SUNBURY, Ohio (WCMH) – A person has anonymously requested the names and addresses of every student in the Big Walnut school district, and the superintendent is saying he may have no choice but to turn the information over.
Superintendent Ryan McLane announced the request at a board meeting Thursday night, saying he wanted parents and the public to know what he had been asked to provide. He followed up Friday with a letter to parents.
“No student information will be released until we are essentially forced to, and at that time, we will notify our families,” McLane wrote. “I hope it does not get to that point.”
Under FERPA, or the Family Educational Rights and Privacy Act, directory information may be disclosed to a third party without parental consent.
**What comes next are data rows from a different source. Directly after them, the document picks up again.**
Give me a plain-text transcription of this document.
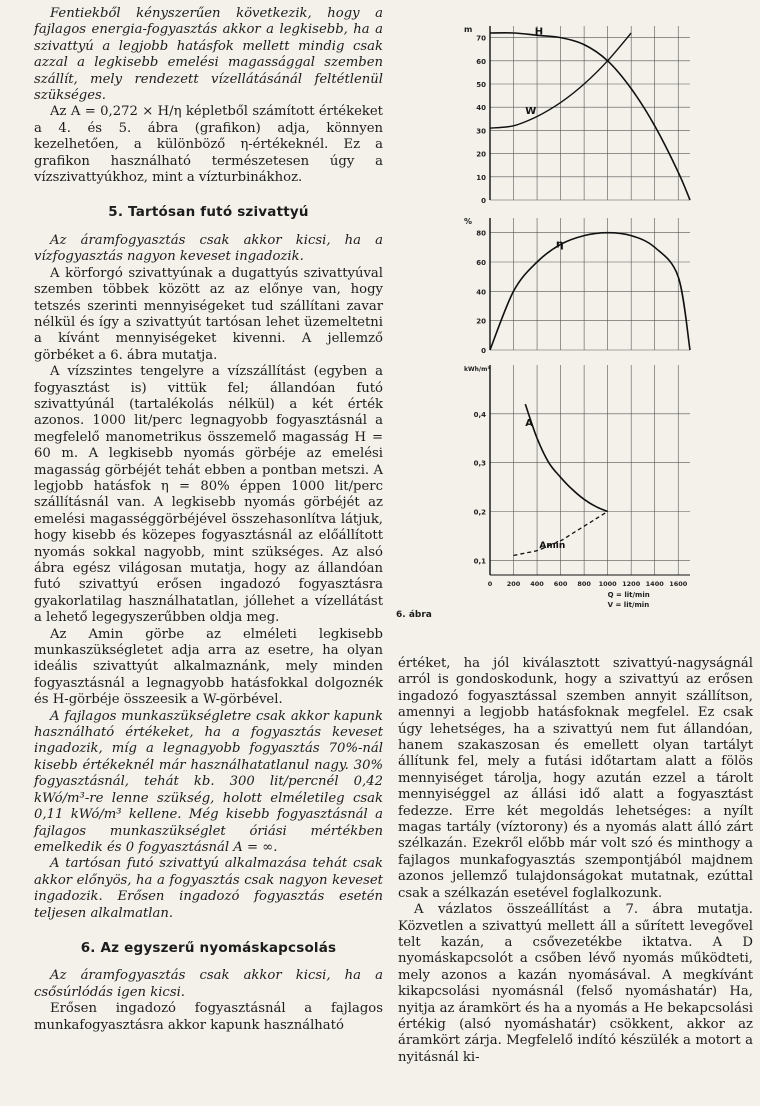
Fentiekből kényszerűen következik, hogy a fajlagos energia-fogyasztás akkor a legkisebb, ha a szivattyú a legjobb hatásfok mellett mindig csak azzal a legkisebb emelési magassággal szemben szállít, mely rendezett vízellátásánál feltétlenül szükséges.

Az A = 0,272 × H/η képletből számított értékeket a 4. és 5. ábra (grafikon) adja, könnyen kezelhetően, a különböző η-értékeknél. Ez a grafikon használható természetesen úgy a vízszivattyúkhoz, mint a vízturbinákhoz.

5. Tartósan futó szivattyú

Az áramfogyasztás csak akkor kicsi, ha a vízfogyasztás nagyon keveset ingadozik.

A körforgó szivattyúnak a dugattyús szivattyúval szemben többek között az az előnye van, hogy tetszés szerinti mennyiségeket tud szállítani zavar nélkül és így a szivattyút tartósan lehet üzemeltetni a kívánt mennyiségeket kivenni. A jellemző görbéket a 6. ábra mutatja.

A vízszintes tengelyre a vízszállítást (egyben a fogyasztást is) vittük fel; állandóan futó szivattyúnál (tartalékolás nélkül) a két érték azonos. 1000 lit/perc legnagyobb fogyasztásnál a megfelelő manometrikus összemelő magasság H = 60 m. A legkisebb nyomás görbéje az emelési magasság görbéjét tehát ebben a pontban metszi. A legjobb hatásfok η = 80% éppen 1000 lit/perc szállításnál van. A legkisebb nyomás görbéjét az emelési magasséggörbéjével összehasonlítva látjuk, hogy kisebb és közepes fogyasztásnál az előállított nyomás sokkal nagyobb, mint szükséges. Az alsó ábra egész világosan mutatja, hogy az állandóan futó szivattyú erősen ingadozó fogyasztásra gyakorlatilag használhatatlan, jóllehet a vízellátást a lehető legegyszerűbben oldja meg.

Az Amin görbe az elméleti legkisebb munkaszükségletet adja arra az esetre, ha olyan ideális szivattyút alkalmaznánk, mely minden fogyasztásnál a legnagyobb hatásfokkal dolgoznék és H-görbéje összeesik a W-görbével.

A fajlagos munkaszükségletre csak akkor kapunk használható értékeket, ha a fogyasztás keveset ingadozik, míg a legnagyobb fogyasztás 70%-nál kisebb értékeknél már használhatatlanul nagy. 30% fogyasztásnál, tehát kb. 300 lit/percnél 0,42 kWó/m³-re lenne szükség, holott elméletileg csak 0,11 kWó/m³ kellene. Még kisebb fogyasztásnál a fajlagos munkaszükséglet óriási mértékben emelkedik és 0 fogyasztásnál A = ∞.

A tartósan futó szivattyú alkalmazása tehát csak akkor előnyös, ha a fogyasztás csak nagyon keveset ingadozik. Erősen ingadozó fogyasztás esetén teljesen alkalmatlan.

6. Az egyszerű nyomáskapcsolás

Az áramfogyasztás csak akkor kicsi, ha a csősúrlódás igen kicsi.

Erősen ingadozó fogyasztásnál a fajlagos munkafogyasztásra akkor kapunk használható

70
60
50
40
30
20
10
0
m
80
60
40
20
0
%
0,4
0,3
0,2
0,1
kWh/m³
0 200 400 600 800 1000 1200 1400 1600
Q = lit/min
V = lit/min
H
W
η
A
Amin
6. ábra

értéket, ha jól kiválasztott szivattyú-nagyságnál arról is gondoskodunk, hogy a szivattyú az erősen ingadozó fogyasztással szemben annyit szállítson, amennyi a legjobb hatásfoknak megfelel. Ez csak úgy lehetséges, ha a szivattyú nem fut állandóan, hanem szakaszosan és emellett olyan tartályt állítunk fel, mely a futási időtartam alatt a fölös mennyiséget tárolja, hogy azután ezzel a tárolt mennyiséggel az állási idő alatt a fogyasztást fedezze. Erre két megoldás lehetséges: a nyílt magas tartály (víztorony) és a nyomás alatt álló zárt szélkazán. Ezekről előbb már volt szó és minthogy a fajlagos munkafogyasztás szempontjából majdnem azonos jellemző tulajdonságokat mutatnak, ezúttal csak a szélkazán esetével foglalkozunk.

A vázlatos összeállítást a 7. ábra mutatja. Közvetlen a szivattyú mellett áll a sűrített levegővel telt kazán, a csővezetékbe iktatva. A D nyomáskapcsolót a csőben lévő nyomás működteti, mely azonos a kazán nyomásával. A megkívánt kikapcsolási nyomásnál (felső nyomáshatár) Ha, nyitja az áramkört és ha a nyomás a He bekapcsolási értékig (alsó nyomáshatár) csökkent, akkor az áramkört zárja. Megfelelő indító készülék a motort a nyitásnál ki-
McLane said at the beginning of every school year parents are given the choice to opt out of directory disclosures, but he doesn’t believe that parents could deny being part of this specific request.
“I just think about our students and the access to that information by somebody outside of our district who can’t even tell us their name,” said Annette McMurry, a parent. “Nevertheless, what they want that information for, that just rings danger. Our children are vulnerable, and it is our duty as parents and schools to protect our children.”
McLane said the request disturbs him as a parent as well as an administrator, and he is asking that those in the community reach out to lawmakers.
“We have had numerous conversations with our legal team and have contacted our local state representatives and a state senator,” he wrote parents. “This is something that absolutely needs to be fixed at the state level.”
Faced with a similar request last fall, the Tri-Valley school district in Muskingum County notified parents of the request, and the identity of the person requesting it, and gave families two weeks to pull their child’s information from the directory.
Editor’s note: A previous version of this story misattributed a quote to Ryan McLane instead of Annette McMurry. We apologize for the error.